The radio broadcast War of the Worlds worried countless listeners who thought the theatrical news reports of a Martian invasion were real. His very first film, Citizen Kane, which he co-wrote, produced, directed, and starred in, is consistently ranked as one of the greatest films of all-time. His distinctive directorial style featured layered and nonlinear narrative forms, innovative uses of lighting such as chiaroscuro, unusual camera angles, sound techniques borrowed from radio, deep focus shots, and long takes. Welles also broke new ground in theater with Caesar, his 1937 Broadway adaptation of Julius Caesar. Since the War of the Worlds broadcast aired on Welles’ Mercury Radio Theater, the FCC established rules against hoaxes to avoid unnecessarily tying up emergency phone lines.
On this day 7 years ago, Lillian Weber of Davenport, Iowa celebrated her 98th birthday on a quest to sew by hand 1,000 dresses for children in Africa before her 100th birthday. TV station WQAD made Lillian famous, broadcasting her pledge to the world as she sewed one dress every day, and as she reached her goal two months early. (2013) – Photo screenshot from WQAD video.

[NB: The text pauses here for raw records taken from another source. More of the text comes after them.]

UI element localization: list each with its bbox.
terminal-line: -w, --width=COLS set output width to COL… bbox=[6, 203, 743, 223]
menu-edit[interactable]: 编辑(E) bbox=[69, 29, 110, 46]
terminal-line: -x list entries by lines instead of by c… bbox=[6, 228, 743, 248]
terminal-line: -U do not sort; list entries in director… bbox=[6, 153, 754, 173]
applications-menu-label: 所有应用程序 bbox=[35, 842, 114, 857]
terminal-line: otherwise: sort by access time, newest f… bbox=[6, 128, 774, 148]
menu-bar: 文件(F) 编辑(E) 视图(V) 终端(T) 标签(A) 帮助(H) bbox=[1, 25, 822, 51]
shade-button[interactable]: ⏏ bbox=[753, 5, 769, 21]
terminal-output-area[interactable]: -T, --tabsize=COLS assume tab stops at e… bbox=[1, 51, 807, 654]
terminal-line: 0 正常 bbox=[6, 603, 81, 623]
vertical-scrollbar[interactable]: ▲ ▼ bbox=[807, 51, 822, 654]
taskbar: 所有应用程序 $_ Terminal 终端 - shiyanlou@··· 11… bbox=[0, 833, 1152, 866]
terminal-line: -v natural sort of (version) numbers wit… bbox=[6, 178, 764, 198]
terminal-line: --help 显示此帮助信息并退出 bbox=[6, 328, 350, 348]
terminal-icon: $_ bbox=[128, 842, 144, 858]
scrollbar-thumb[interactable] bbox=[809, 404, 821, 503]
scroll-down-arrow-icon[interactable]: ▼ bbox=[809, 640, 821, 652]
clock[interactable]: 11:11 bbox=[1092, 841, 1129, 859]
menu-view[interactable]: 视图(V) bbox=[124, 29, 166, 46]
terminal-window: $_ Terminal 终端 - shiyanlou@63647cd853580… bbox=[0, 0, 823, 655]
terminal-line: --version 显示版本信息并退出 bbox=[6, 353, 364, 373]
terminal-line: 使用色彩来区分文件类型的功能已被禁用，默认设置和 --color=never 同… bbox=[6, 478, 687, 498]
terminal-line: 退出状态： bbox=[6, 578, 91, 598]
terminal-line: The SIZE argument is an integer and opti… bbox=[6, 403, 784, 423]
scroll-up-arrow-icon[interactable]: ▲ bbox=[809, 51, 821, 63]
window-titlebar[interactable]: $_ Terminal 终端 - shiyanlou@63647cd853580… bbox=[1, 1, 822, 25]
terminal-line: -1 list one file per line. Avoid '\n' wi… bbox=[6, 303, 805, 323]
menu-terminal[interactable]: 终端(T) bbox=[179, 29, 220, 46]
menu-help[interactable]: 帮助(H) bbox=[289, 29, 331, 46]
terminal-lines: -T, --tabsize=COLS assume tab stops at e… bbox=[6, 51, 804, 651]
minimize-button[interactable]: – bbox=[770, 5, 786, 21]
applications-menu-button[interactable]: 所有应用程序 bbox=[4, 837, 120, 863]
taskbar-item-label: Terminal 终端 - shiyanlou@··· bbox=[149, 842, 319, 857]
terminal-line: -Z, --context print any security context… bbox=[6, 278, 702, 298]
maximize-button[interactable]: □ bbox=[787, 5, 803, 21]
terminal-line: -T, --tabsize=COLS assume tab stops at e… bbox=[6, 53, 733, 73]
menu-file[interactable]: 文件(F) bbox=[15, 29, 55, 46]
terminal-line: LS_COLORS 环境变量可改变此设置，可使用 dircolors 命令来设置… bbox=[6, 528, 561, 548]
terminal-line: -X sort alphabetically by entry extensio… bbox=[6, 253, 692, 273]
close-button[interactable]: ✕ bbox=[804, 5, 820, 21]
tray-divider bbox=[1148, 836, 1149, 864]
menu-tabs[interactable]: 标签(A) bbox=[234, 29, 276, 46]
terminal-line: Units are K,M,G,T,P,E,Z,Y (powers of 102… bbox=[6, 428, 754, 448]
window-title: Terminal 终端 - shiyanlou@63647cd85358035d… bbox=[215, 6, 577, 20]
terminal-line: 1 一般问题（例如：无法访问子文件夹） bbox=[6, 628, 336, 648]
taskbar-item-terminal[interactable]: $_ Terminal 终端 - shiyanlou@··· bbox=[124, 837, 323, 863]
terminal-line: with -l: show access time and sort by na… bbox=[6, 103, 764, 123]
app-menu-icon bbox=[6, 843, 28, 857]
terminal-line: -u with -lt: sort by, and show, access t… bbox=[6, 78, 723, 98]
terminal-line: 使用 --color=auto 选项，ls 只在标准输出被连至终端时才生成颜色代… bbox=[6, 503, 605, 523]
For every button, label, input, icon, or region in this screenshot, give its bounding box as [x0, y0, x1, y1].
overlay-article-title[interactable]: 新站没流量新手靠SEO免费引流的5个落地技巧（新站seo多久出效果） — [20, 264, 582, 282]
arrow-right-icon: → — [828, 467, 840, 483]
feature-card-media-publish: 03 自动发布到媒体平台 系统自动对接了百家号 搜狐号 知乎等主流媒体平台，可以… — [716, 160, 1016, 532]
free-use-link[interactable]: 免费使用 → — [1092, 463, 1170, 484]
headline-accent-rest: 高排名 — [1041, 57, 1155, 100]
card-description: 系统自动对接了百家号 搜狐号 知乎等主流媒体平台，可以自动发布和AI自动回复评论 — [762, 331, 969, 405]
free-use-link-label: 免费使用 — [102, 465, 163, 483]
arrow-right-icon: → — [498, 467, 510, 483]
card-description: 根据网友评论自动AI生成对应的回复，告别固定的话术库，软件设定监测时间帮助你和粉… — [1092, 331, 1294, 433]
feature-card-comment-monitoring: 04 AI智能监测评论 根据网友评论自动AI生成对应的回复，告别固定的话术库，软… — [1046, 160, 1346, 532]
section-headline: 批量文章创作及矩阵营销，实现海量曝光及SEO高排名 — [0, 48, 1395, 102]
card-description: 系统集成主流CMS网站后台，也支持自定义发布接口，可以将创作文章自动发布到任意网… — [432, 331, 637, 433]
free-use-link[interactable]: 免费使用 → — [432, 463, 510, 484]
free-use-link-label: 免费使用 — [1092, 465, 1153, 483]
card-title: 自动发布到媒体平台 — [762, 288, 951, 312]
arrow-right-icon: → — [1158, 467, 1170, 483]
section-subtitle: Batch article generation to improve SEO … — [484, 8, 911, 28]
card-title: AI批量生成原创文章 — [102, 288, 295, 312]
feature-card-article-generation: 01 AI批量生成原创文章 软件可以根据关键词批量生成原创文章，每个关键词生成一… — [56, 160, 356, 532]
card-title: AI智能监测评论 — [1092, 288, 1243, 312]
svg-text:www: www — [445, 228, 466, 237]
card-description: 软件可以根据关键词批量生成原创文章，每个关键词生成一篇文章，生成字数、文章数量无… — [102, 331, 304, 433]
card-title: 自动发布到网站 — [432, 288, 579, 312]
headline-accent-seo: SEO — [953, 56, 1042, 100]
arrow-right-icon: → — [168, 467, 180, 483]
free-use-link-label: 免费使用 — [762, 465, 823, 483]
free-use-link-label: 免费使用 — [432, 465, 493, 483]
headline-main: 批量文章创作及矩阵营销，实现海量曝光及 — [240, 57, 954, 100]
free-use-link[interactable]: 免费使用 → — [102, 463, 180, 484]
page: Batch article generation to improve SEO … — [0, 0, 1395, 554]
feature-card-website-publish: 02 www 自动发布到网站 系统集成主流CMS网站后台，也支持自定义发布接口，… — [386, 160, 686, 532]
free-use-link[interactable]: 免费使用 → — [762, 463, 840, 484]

And on this day in 1994, the Channel Tunnel was opened—the first land link between Britain and Europe since the Ice Age 40 million years ago. Nicknamed The Chunnel, it moves 10 million people every year underwater between Kent, England and the Calais area of France, beneath the English Channel. Its lowest point is 250 feet underground, (75m) below the sea bed.
The £9 billion construction project took 6 years to build, and uses electricity for everything from shuttling trucks and cars to moving international goods. The Queen, after completing the passenger trip of 31 miles (50 km) traveling at almost 100 miles per hour, said it was one of the world’s great technological achievements.